Doek! functions as an arm of a same-name arts organisation, which he chairs. “My drive is, these things are existing out there, how do we get them to work for other people? How do we find a rhythm and the pace of creation? If you get away from literature and you think about it as a business, solutions show up very, very quickly. On the board of trustees, all writers will do is speak into abstraction, whereas bankers, bankers will tell you what is the value of this thing. What is the profit and loss? What is the outcome of this project? Has it fulfilled its goals? That’s how Doek! has been able to take a lot of the steps that it has, because I think like a writer, but my trustees are not writers. They ask me questions that have to do with tax questions, that have to do with bank charges, finance questions that have to do with longevity, stability, sustainability. Like, if you start this, is it like a one-off project or is this a structure that you will be able to replicate in two years?”
In Windhoek, Ngamije runs a salsa club. He sees his literary steps as “a series of very fortunate coincidences that I could not have prepared for, that I did not aim for from the outset.”

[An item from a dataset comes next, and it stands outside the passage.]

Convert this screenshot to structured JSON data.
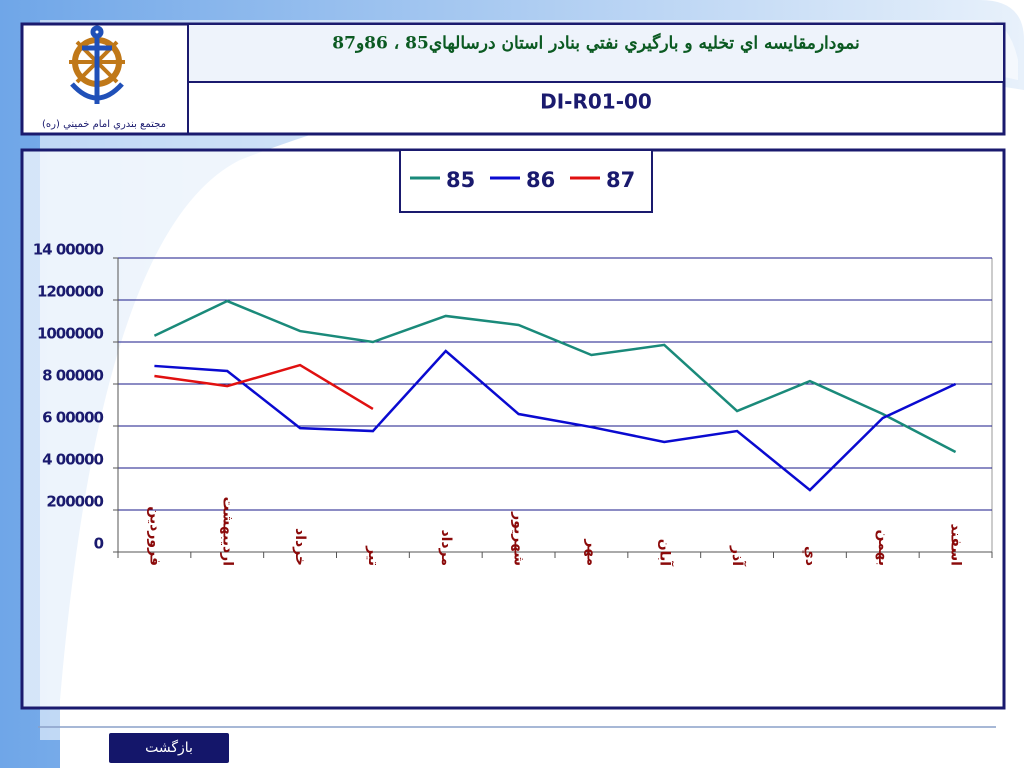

He told me, “I’m still very new to this and I’m still learning a lot and it’s shocking how much I do not know at all and so, yeah, that’s why I still feel like I’m outside. And I like that space because it allows for experimentation. It allows space for curiosity, space for adventure, and then it also allows me to step out of that space and say, ‘Look.’” ♦
“Remy Ngamije on Doek! and the New Age of Namibian Literature” appears in The Next Generation special issue of Open Country Mag, profiling 16 writers and curators who have influenced African literary culture in the last five years, curated and edited by Otosirieze Obi-Young.